Paul Knight: “When mixing, I like to turn my monitors down so I can barely hear them, Any thing to loud will be very apparent. Also if you have one to hand, put a vacuum cleaner on and listen to a mix at the same time!”

Don Das: “No matter how hard people try to destroy you. Stay strong. Build faith in what you’re doing. No one needs to like it. Only you do.”

Lloyd Wright: “Go with it, if you go in knowing everything about the track it will never sound as good as if you just go with the unexpected!”

Patrick Corballis: “Buy it once and buy it right. Having racks full of behringer and old synths might look cool, but targeting specific items and saving for them is well worth the effort.
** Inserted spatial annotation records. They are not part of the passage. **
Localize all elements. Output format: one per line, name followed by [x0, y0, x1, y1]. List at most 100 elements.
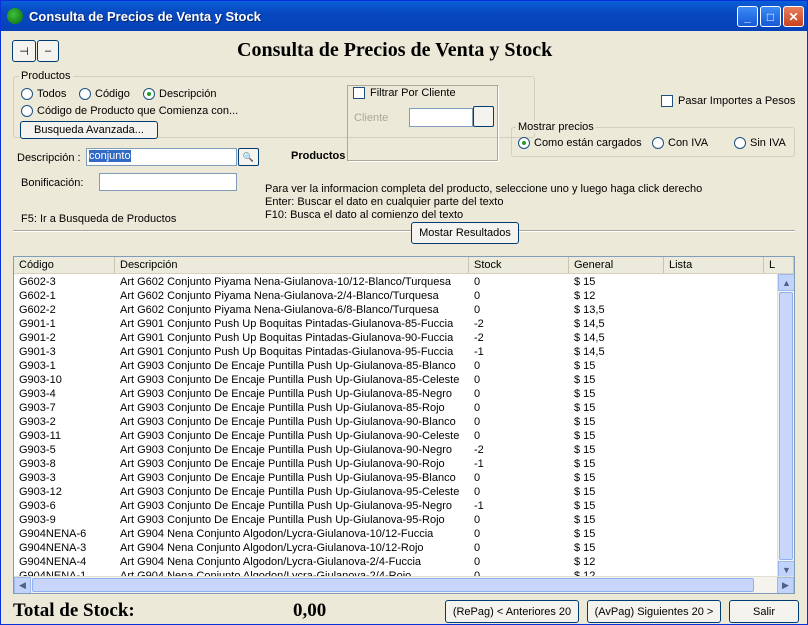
scroll-right-button[interactable]: ▶ — [777, 577, 794, 593]
bonificacion-input[interactable] — [99, 173, 237, 191]
radio-todos[interactable]: Todos — [21, 88, 66, 100]
cell-stock: 0 — [474, 556, 481, 568]
cell-descripcion: Art G904 Nena Conjunto Algodon/Lycra-Giu… — [120, 528, 434, 540]
scroll-left-button[interactable]: ◀ — [14, 577, 31, 593]
horizontal-scroll-thumb[interactable] — [32, 578, 754, 592]
cell-stock: 0 — [474, 486, 481, 498]
main-window: Consulta de Precios de Venta y Stock _ □… — [0, 0, 808, 625]
busqueda-avanzada-button[interactable]: Busqueda Avanzada... — [20, 121, 158, 139]
table-row[interactable]: G904NENA-6 Art G904 Nena Conjunto Algodon… — [14, 527, 774, 541]
table-row[interactable]: G903-3 Art G903 Conjunto De Encaje Puntil… — [14, 471, 774, 485]
table-row[interactable]: G903-1 Art G903 Conjunto De Encaje Puntil… — [14, 359, 774, 373]
window-title: Consulta de Precios de Venta y Stock — [29, 8, 261, 24]
mostrar-resultados-button[interactable]: Mostar Resultados — [411, 222, 519, 244]
radio-sin-iva[interactable]: Sin IVA — [734, 137, 786, 149]
descripcion-input[interactable]: conjunto — [86, 148, 237, 166]
radio-circle — [652, 137, 664, 149]
close-button[interactable]: ✕ — [783, 6, 804, 27]
f5-hint: F5: Ir a Busqueda de Productos — [21, 213, 177, 225]
cell-general: $ 15 — [574, 500, 596, 512]
cell-general: $ 15 — [574, 276, 596, 288]
table-row[interactable]: G903-4 Art G903 Conjunto De Encaje Puntil… — [14, 387, 774, 401]
cell-general: $ 15 — [574, 458, 596, 470]
table-row[interactable]: G903-5 Art G903 Conjunto De Encaje Puntil… — [14, 443, 774, 457]
cell-codigo: G903-8 — [19, 458, 56, 470]
table-row[interactable]: G903-2 Art G903 Conjunto De Encaje Puntil… — [14, 415, 774, 429]
table-row[interactable]: G602-1 Art G602 Conjunto Piyama Nena-Giul… — [14, 289, 774, 303]
cell-general: $ 15 — [574, 444, 596, 456]
radio-descripcion[interactable]: Descripción — [143, 88, 216, 100]
table-row[interactable]: G903-12 Art G903 Conjunto De Encaje Punti… — [14, 485, 774, 499]
salir-button[interactable]: Salir — [729, 600, 799, 623]
cell-descripcion: Art G903 Conjunto De Encaje Puntilla Pus… — [120, 416, 456, 428]
radio-circle — [21, 88, 33, 100]
radio-codigo-label: Código — [95, 88, 130, 100]
results-grid[interactable]: Código Descripción Stock General Lista L… — [13, 256, 795, 594]
radio-circle — [734, 137, 746, 149]
table-row[interactable]: G901-3 Art G901 Conjunto Push Up Boquitas… — [14, 345, 774, 359]
cell-stock: 0 — [474, 388, 481, 400]
cell-descripcion: Art G901 Conjunto Push Up Boquitas Pinta… — [120, 318, 454, 330]
cliente-lookup-button[interactable] — [473, 106, 494, 127]
table-row[interactable]: G903-9 Art G903 Conjunto De Encaje Puntil… — [14, 513, 774, 527]
radio-circle — [79, 88, 91, 100]
bonificacion-label: Bonificación: — [21, 177, 84, 189]
cell-stock: -2 — [474, 332, 484, 344]
search-icon[interactable]: 🔍 — [238, 148, 259, 166]
table-row[interactable]: G901-2 Art G901 Conjunto Push Up Boquitas… — [14, 331, 774, 345]
table-row[interactable]: G904NENA-4 Art G904 Nena Conjunto Algodon… — [14, 555, 774, 569]
col-descripcion[interactable]: Descripción — [115, 257, 469, 273]
cell-descripcion: Art G903 Conjunto De Encaje Puntilla Pus… — [120, 486, 460, 498]
vertical-scrollbar[interactable]: ▲ ▼ — [777, 274, 794, 578]
radio-como-cargados-label: Como están cargados — [534, 137, 642, 149]
cell-codigo: G901-3 — [19, 346, 56, 358]
cell-codigo: G602-3 — [19, 276, 56, 288]
col-stock[interactable]: Stock — [469, 257, 569, 273]
cell-descripcion: Art G904 Nena Conjunto Algodon/Lycra-Giu… — [120, 556, 422, 568]
minimize-button[interactable]: _ — [737, 6, 758, 27]
table-row[interactable]: G602-2 Art G602 Conjunto Piyama Nena-Giul… — [14, 303, 774, 317]
cell-general: $ 15 — [574, 430, 596, 442]
table-row[interactable]: G602-3 Art G602 Conjunto Piyama Nena-Giul… — [14, 275, 774, 289]
table-row[interactable]: G904NENA-3 Art G904 Nena Conjunto Algodon… — [14, 541, 774, 555]
filtrar-cliente-checkbox[interactable]: Filtrar Por Cliente — [353, 87, 456, 99]
cell-descripcion: Art G602 Conjunto Piyama Nena-Giulanova-… — [120, 290, 439, 302]
radio-circle — [143, 88, 155, 100]
table-row[interactable]: G901-1 Art G901 Conjunto Push Up Boquitas… — [14, 317, 774, 331]
col-lista[interactable]: Lista — [664, 257, 764, 273]
title-bar[interactable]: Consulta de Precios de Venta y Stock _ □… — [1, 1, 807, 31]
vertical-scroll-thumb[interactable] — [779, 292, 793, 560]
pasar-importes-checkbox[interactable]: Pasar Importes a Pesos — [661, 95, 795, 107]
radio-como-cargados[interactable]: Como están cargados — [518, 137, 642, 149]
grid-rows: G602-3 Art G602 Conjunto Piyama Nena-Giul… — [14, 275, 774, 583]
radio-sin-iva-label: Sin IVA — [750, 137, 786, 149]
radio-comienza[interactable]: Código de Producto que Comienza con... — [21, 105, 238, 117]
cell-descripcion: Art G904 Nena Conjunto Algodon/Lycra-Giu… — [120, 542, 424, 554]
radio-con-iva[interactable]: Con IVA — [652, 137, 708, 149]
collapse-button[interactable]: – — [37, 40, 59, 62]
table-row[interactable]: G903-7 Art G903 Conjunto De Encaje Puntil… — [14, 401, 774, 415]
prev-page-button[interactable]: (RePag) < Anteriores 20 — [445, 600, 579, 623]
table-row[interactable]: G903-6 Art G903 Conjunto De Encaje Puntil… — [14, 499, 774, 513]
table-row[interactable]: G903-11 Art G903 Conjunto De Encaje Punti… — [14, 429, 774, 443]
cell-general: $ 15 — [574, 360, 596, 372]
cell-stock: -1 — [474, 458, 484, 470]
cell-codigo: G901-1 — [19, 318, 56, 330]
scroll-up-button[interactable]: ▲ — [778, 274, 794, 291]
pin-button[interactable]: ⊣ — [12, 40, 36, 62]
radio-codigo[interactable]: Código — [79, 88, 130, 100]
cell-descripcion: Art G903 Conjunto De Encaje Puntilla Pus… — [120, 402, 445, 414]
col-codigo[interactable]: Código — [14, 257, 115, 273]
col-general[interactable]: General — [569, 257, 664, 273]
horizontal-scrollbar[interactable]: ◀ ▶ — [14, 576, 794, 593]
cell-stock: 0 — [474, 528, 481, 540]
cell-general: $ 14,5 — [574, 346, 605, 358]
cliente-input[interactable] — [409, 108, 473, 127]
maximize-button[interactable]: □ — [760, 6, 781, 27]
table-row[interactable]: G903-10 Art G903 Conjunto De Encaje Punti… — [14, 373, 774, 387]
next-page-button[interactable]: (AvPag) Siguientes 20 > — [587, 600, 721, 623]
cell-general: $ 14,5 — [574, 318, 605, 330]
cell-general: $ 15 — [574, 388, 596, 400]
col-l[interactable]: L — [764, 257, 794, 273]
table-row[interactable]: G903-8 Art G903 Conjunto De Encaje Puntil… — [14, 457, 774, 471]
Took me three years to get rid of the derelict rack gear I had collected and replace it with 1176s, 1073s, 160x’s, LA2A off an RME and ISA828 combo … I should have started there with a plan instead of buying lots of indiscriminate items when I was younger.”

Kevin Dodd: “Apply digital effects in the right order, and in the proper amounts. When recording instruments, don’t add any compression to individual tracks, until you do a rough mix, using some light compression on your mix bus. Then, add only enough to each track, to make them sit right, within the mix.”

Pops Mason: “Fix it in tracking not in the mix. If it sounds bad or wrong when tracking, it will still be wrong and bad in the mix, no matter how much you tweak”

Cisab Nitram: “The vast majority of tips are things should occur to you if you do any exploration. Get to know your gear play around have fun discover stuff. Do whatever feels good.”